Este insólito viraje de la izquierda hacia un arcaísmo nacionalista radical tiene, claro, su coartada: la integración en el sistema de los insaciables. Resumen también de las expectativas de Azaña para el Estatuto de 1932, pero de las que el presidente estaba de vuelta en 1937, no digamos en 1939. Con la misma buena voluntad y ánimo optimista se aprobó en 1979 un texto que hoy los nacionalistas consideran tan despreciable que ni siquiera quieren reformarlo. No resulta aventurado vaticinar que este borrador pronto se considerará insufrible grillete del destino histórico de la nación oprimida.

¿Por qué entonces esta deriva de la izquierda tras un reverso ideológico que le chupa la sangre electoral por doquier desde hace cosa de un siglo? ¿Cuál es el propósito, cuáles las consecuencias? La ignorancia es cosa diferente de la estulticia, pero sazonada con audacia y decantada con astucia es la cocaína del ludópata. Y esta sobredosis de nacionalismo puede resultar una apuesta tan arriesgada para la izquierda votante como aditiva para la intrigante, si logra expulsar al centro-derecha del sistema -y, por tanto, del poder- durante muchos años. Porque aquí el objetivo estratégico consiste en rehacer el planetario político con nacionalistas y secesionistas para romper el modelo de consenso constitucional de 1978 entre izquierda y derecha. Un retroceso, pues, al exclusivismo o monopolio de partido: la causa de todos nuestros males, según Cánovas. No obstante, la actual puesta en escena del infausto ritornelo es más bien una variante de la hiper-legitimidad, estilo izquierda republicana: el ensueño de «la mayoría natural» como derivada de un síndrome de superioridad moral y antesala de autoritarismo. Digamos que una suerte de azañismo con setenta y tantos años más -aunque setenta mil lecturas menos en la cabeza. Que la ocurrencia se nos antoje lamentable o simplista no le resta eficacia electoral: sacar el Estatuto «como sea», pactar con ETA «lo que sea» y, luego, disolver. La tormenta pasará, la gente olvidará, las elecciones se ganarán y la derecha, «sin discurso» ni pancarta y fuera ya del sistema, se verá embuchada con un trágala de pesada digestión. En este guión de ruptura y marginación, se entiende que la Transición sea el enemigo histórico a batir y la «memoria histórica» -valga el anacronismo- de la República, la Guerra y la represión franquista, los episodios a deformar, en la medida que un ajuste de cuentas anacrónico coadyuva al objetivo señalado: la satanización y marginación del centro-derecha como reo de franquismo.
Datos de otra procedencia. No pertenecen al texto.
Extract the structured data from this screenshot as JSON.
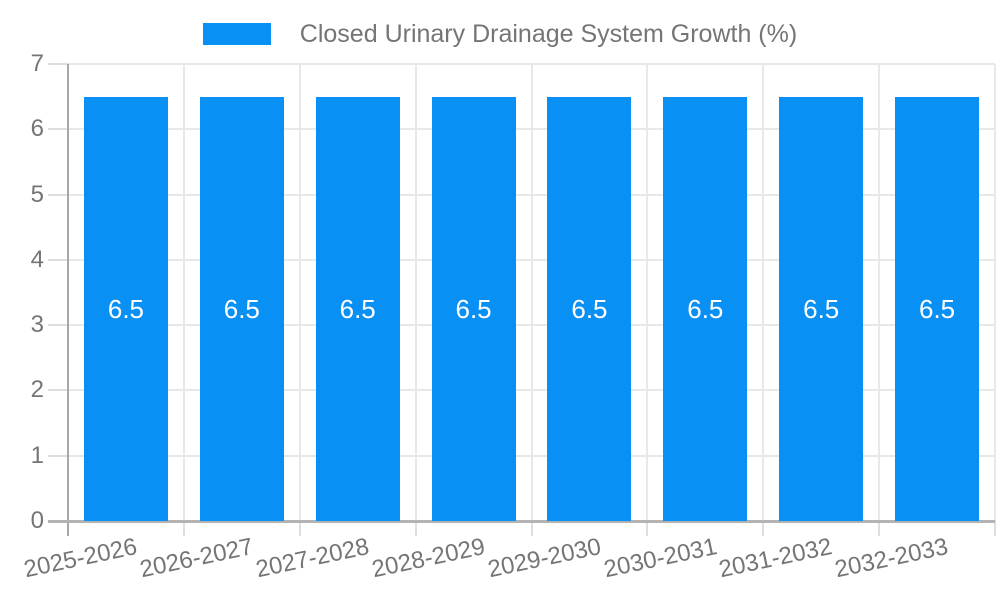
{
  "chart_data": {
    "type": "bar",
    "title": "Closed Urinary Drainage System Growth (%)",
    "categories": [
      "2025-2026",
      "2026-2027",
      "2027-2028",
      "2028-2029",
      "2029-2030",
      "2030-2031",
      "2031-2032",
      "2032-2033"
    ],
    "values": [
      6.5,
      6.5,
      6.5,
      6.5,
      6.5,
      6.5,
      6.5,
      6.5
    ],
    "bar_labels": [
      "6.5",
      "6.5",
      "6.5",
      "6.5",
      "6.5",
      "6.5",
      "6.5",
      "6.5"
    ],
    "xlabel": "",
    "ylabel": "",
    "ylim": [
      0,
      7
    ],
    "yticks": [
      0,
      1,
      2,
      3,
      4,
      5,
      6,
      7
    ],
    "grid": true,
    "legend_position": "top",
    "colors": {
      "bar": "#0990f5",
      "bar_label_text": "#ffffff",
      "axis_text": "#757575",
      "grid_line": "#e8e8e8",
      "tick_line": "#dedede",
      "y_axis_line": "#a8a8a8",
      "x_axis_line": "#b3b3b3",
      "background": "#ffffff"
    }
  }
}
Sin embargo, la comprensión de un plan no exime del costo. Aparte de la carga insoportable para la estabilidad del sistema, dinamitar principios e ideas producirá daños irreversibles. En estas capitulaciones matrimoniales con el nacionalismo, la izquierda se ha dejado algo más que plumas de su identidad programática. Se ha vaciado de contenido ideológico. Ha pinchado en hueso filosófico y eso no se enmienda en un chalaneo de porcentajes. Un discurso más interesado en la identidad que en la semejanza; centrado en etnias, en lugar de la Humanidad; en el nacionalismo, antes que el internacionalismo; que trafica igualdad por privilegio; que traduce diferencia cultural en desigualdad socio-política, confundiendo el derecho a la diferencia con la diferencia de derechos; que promueve derechos históricos a costa de los individuales; que habla de territorios, en vez de ciudadanos libres e iguales; que, en lugar de exigir el derecho a la igualdad, predica la virtud de la solidaridad, calculando balanzas fiscales, que no impuestos individuales y progresivos...Un discurso así, en suma, licuará la izquierda. Estos jóvenes han abandonado su legendario lugar a la izquierda del presidente de la histórica Asamblea. Ya no se sientan entre «los amigos de la Constitución». Acierta, pues, el president Maragall... pero sólo en el título: ¡Parece mentira!, en efecto, que la izquierda española haya comulgado con las ruedas del molino constitucional más reaccionario conocido desde el Fuero de los Españoles. Estos jóvenes turcos no lograrán destruir España. Quizá porque, desde los supuestos del catecismo identitario que hoy profesan, la España eterna debe ser un cruce espiritual entre la Virgen del Pilar y Santiago, y tal divina condición estará siempre a salvo de toda maldad humana. Lo que en esta derrota amenaza naufragio, empero, es el futuro de la izquierda española. Puede que tras algunos éxitos electorales. Dentro de algunos años, quizá. Pero por mucho tiempo después.